Volgens Gods bevel, Exod. 26:1, enz. David wil zeggen dat het hem niet betaamt betere woning te hebben dan de ark, en dat hij daarom voorhad God een cederen huis te bouwen. Zie 2 Sam. 7:7.
 
6)doe al wat in uw hart is,
Dit spreekt Nathan in der haast uit zichzelven, niet anders denkende dan dat Davids voornemen God behaagde, zonder zijn openbaring over deze gewichtige zaak te verwachten.
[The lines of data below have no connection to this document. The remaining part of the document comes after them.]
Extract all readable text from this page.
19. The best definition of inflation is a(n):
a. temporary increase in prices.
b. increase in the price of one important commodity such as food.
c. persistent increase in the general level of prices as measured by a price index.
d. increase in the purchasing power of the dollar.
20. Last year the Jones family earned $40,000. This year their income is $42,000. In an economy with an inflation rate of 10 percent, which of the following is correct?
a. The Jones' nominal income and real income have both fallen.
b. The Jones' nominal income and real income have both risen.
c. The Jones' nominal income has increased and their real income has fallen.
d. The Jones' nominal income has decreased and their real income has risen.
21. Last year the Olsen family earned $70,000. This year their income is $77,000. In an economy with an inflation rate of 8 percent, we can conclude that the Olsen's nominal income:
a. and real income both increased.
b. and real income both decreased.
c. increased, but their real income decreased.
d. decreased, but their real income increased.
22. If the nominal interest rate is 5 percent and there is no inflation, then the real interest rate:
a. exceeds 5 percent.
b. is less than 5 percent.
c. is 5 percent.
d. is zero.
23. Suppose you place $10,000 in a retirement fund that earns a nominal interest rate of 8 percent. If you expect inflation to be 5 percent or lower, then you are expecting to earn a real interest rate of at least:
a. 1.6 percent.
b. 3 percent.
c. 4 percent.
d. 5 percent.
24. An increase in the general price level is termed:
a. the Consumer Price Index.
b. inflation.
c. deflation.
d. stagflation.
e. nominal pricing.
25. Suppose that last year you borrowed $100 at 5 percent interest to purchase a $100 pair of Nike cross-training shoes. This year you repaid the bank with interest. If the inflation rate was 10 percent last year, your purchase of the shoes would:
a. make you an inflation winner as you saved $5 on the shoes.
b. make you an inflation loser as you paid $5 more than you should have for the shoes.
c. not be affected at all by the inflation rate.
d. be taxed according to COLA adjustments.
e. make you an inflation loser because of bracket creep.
Zie dergelijke van Samuel, 1 Sam. 16:6.
 
7)Mij een huis bouwen tot Mijn woning?
Alzo spreekt God, omdat Hij zich in dit huis en boven de ark met zijn genadige tegenwoordigheid openbaarde.
 
8)tot Mijn woning?
Versta daarop, gij zult dat niet doen.
 
9)heb gewandeld
Hebreeuws, Ik ben geweest wandelende.
 
10)Overal,
De zin is dat de HEERE zich nooit beklaagd heeft, dat de regenten van Israël Hem geen cederen huis bouwden.
 
11)dien Ik bevolen heb
Uit welken Ik nu en dan een rechter of regent genomen of verwekt heb.
 
12)weiden,
Zie boven, 2 Sam. 5:2.
 
13)heirscharen:
Gelijk boven, 2 Sam. 6:2.
 
14)Ik heb u genomen van de schaapskooi,
Het volgende verhaal van Gods bijzondere weldaden aan David bewezen en in het toekomende te bewijzen, diende om de bekommernis en twijfeling voor te komen, die David daaruit had mogen scheppen, dat God van hem geen huis voor zich wilde gebouwd hebben; waardoor hij in deze gedachten had kunnen vervallen, alsof hij God niet aangenaam moest zijn, of dat Hij hem niet waardig kende om zulks te doen.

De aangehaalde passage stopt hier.